Keeping Secrets

Who in your sphere of friends keep secrets that, if  told, could break hearts, ruin marriages, destroy friendships, shatter families, or otherwise upend moderately tranquil worlds? Perhaps the person in your sphere of friends who keeps such potentially explosive secrets is you. What have you done, or even thought, that you would never want revealed, even to your closest confidant?

For some, the secret may be grotesque and horrible; a brutal murder or vicious attack that left its victim physically or emotionally devastated. For others, it might be a lengthy extramarital affair that ended but whose love remains bottled up inside. And for still others, it could be something simpler but just as impactful: theft of money from a mother’s purse or father’s wallet that would, if revealed, unravel familial trust; a wife’s well-hidden alcohol dependency that her husband thought had been conquered.
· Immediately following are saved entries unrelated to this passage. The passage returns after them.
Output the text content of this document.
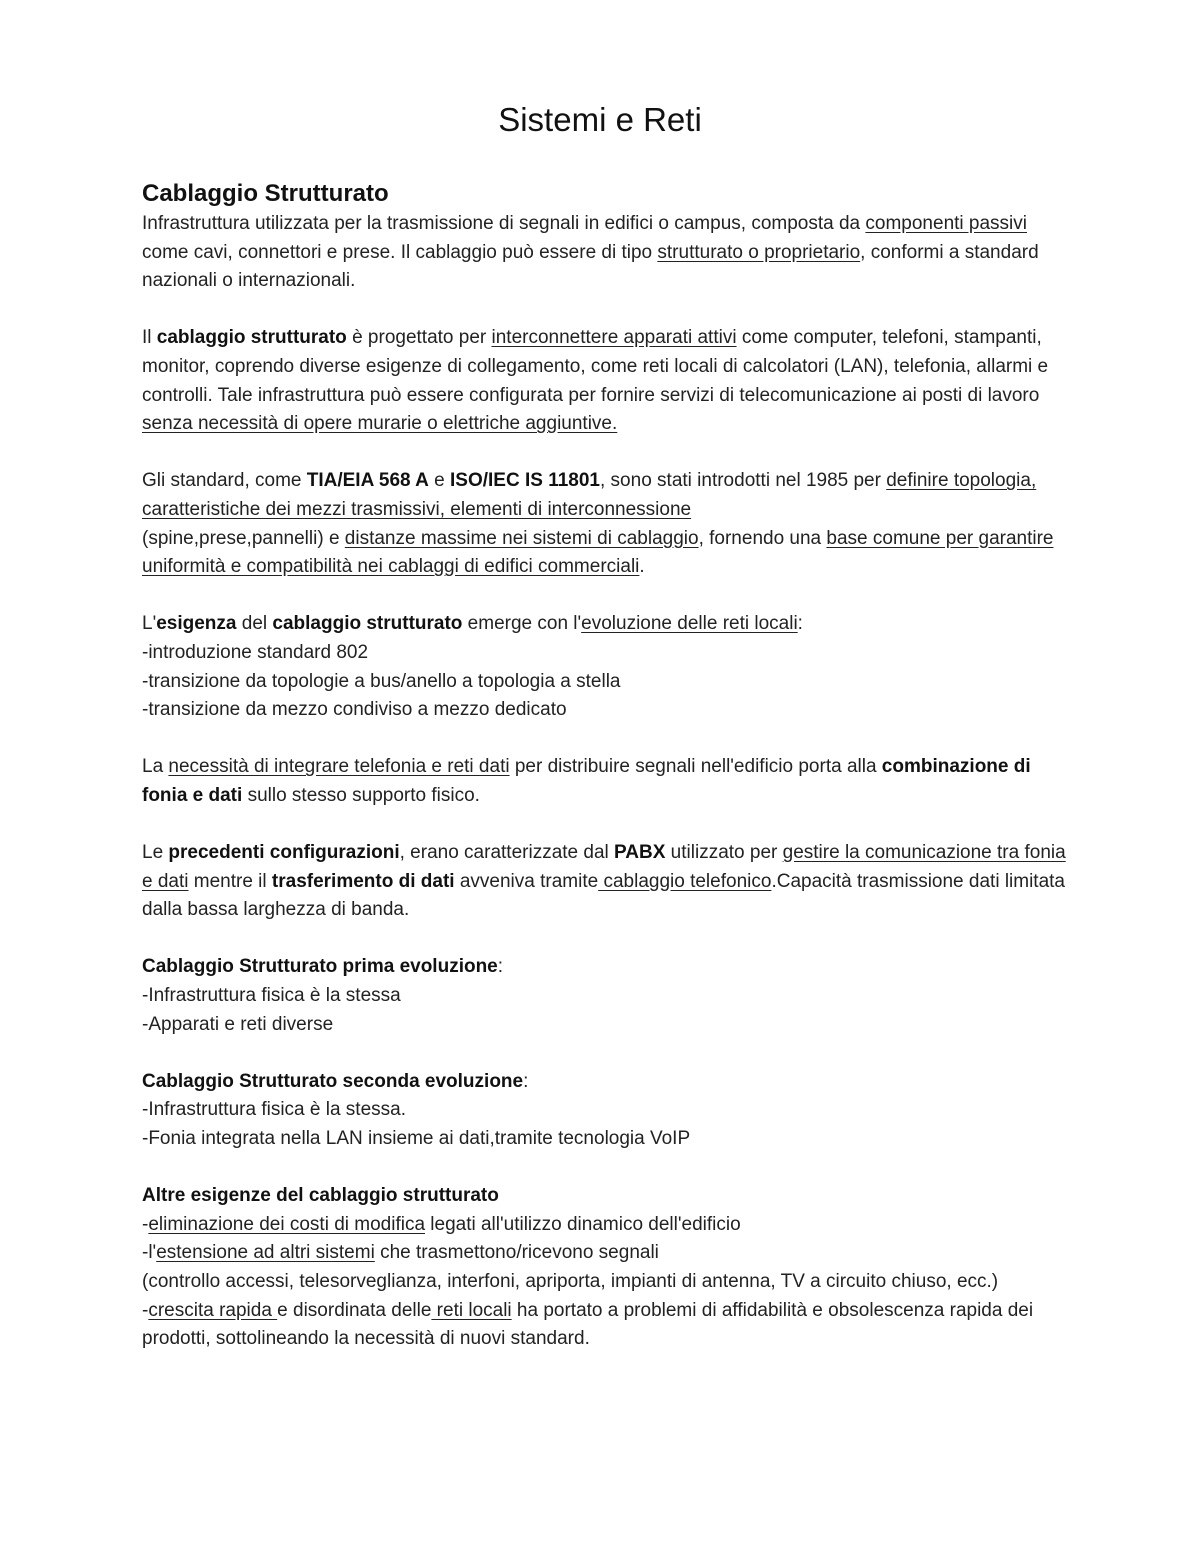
Sistemi e Reti
Cablaggio Strutturato

Infrastruttura utilizzata per la trasmissione di segnali in edifici o campus, composta da componenti passivi come cavi, connettori e prese. Il cablaggio può essere di tipo strutturato o proprietario, conformi a standard nazionali o internazionali.

Il cablaggio strutturato è progettato per interconnettere apparati attivi come computer, telefoni, stampanti, monitor, coprendo diverse esigenze di collegamento, come reti locali di calcolatori (LAN), telefonia, allarmi e controlli. Tale infrastruttura può essere configurata per fornire servizi di telecomunicazione ai posti di lavoro senza necessità di opere murarie o elettriche aggiuntive.

Gli standard, come TIA/EIA 568 A e ISO/IEC IS 11801, sono stati introdotti nel 1985 per definire topologia, caratteristiche dei mezzi trasmissivi, elementi di interconnessione
(spine,prese,pannelli) e distanze massime nei sistemi di cablaggio, fornendo una base comune per garantire uniformità e compatibilità nei cablaggi di edifici commerciali.

L'esigenza del cablaggio strutturato emerge con l'evoluzione delle reti locali:
-introduzione standard 802
-transizione da topologie a bus/anello a topologia a stella
-transizione da mezzo condiviso a mezzo dedicato

La necessità di integrare telefonia e reti dati per distribuire segnali nell'edificio porta alla combinazione di fonia e dati sullo stesso supporto fisico.

Le precedenti configurazioni, erano caratterizzate dal PABX utilizzato per gestire la comunicazione tra fonia e dati mentre il trasferimento di dati avveniva tramite cablaggio telefonico.Capacità trasmissione dati limitata dalla bassa larghezza di banda.

Cablaggio Strutturato prima evoluzione:
-Infrastruttura fisica è la stessa
-Apparati e reti diverse

Cablaggio Strutturato seconda evoluzione:
-Infrastruttura fisica è la stessa.
-Fonia integrata nella LAN insieme ai dati,tramite tecnologia VoIP

Altre esigenze del cablaggio strutturato
-eliminazione dei costi di modifica legati all'utilizzo dinamico dell'edificio
-l'estensione ad altri sistemi che trasmettono/ricevono segnali
(controllo accessi, telesorveglianza, interfoni, apriporta, impianti di antenna, TV a circuito chiuso, ecc.)
-crescita rapida e disordinata delle reti locali ha portato a problemi di affidabilità e obsolescenza rapida dei prodotti, sottolineando la necessità di nuovi standard.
I have vague memories of reading about a “game” in which participants wrote their closest held secrets on a piece of paper, folded the paper, and dropped it in a box. The game leader then pulled each paper from the box and wrote the contents of the slip on a chalk board. The object of the game was to guess which participant wrote which secret. Obviously, I’ve forgotten elements of the game; no one would be willing to risk revealing their secrets in such a way. Although, perhaps it would work if the participants did not know one another and hid their real identities. I think learning the most intimate secrets held by strangers would be both interesting and cathartic. I suspect that learning those secrets might make mine seem less onerous, easier to carry. But learning others’ secrets would not free me to reveal my own. We hold our secrets as if they were deadly poisons; we think their release would surely kill someone, either ourselves or someone close.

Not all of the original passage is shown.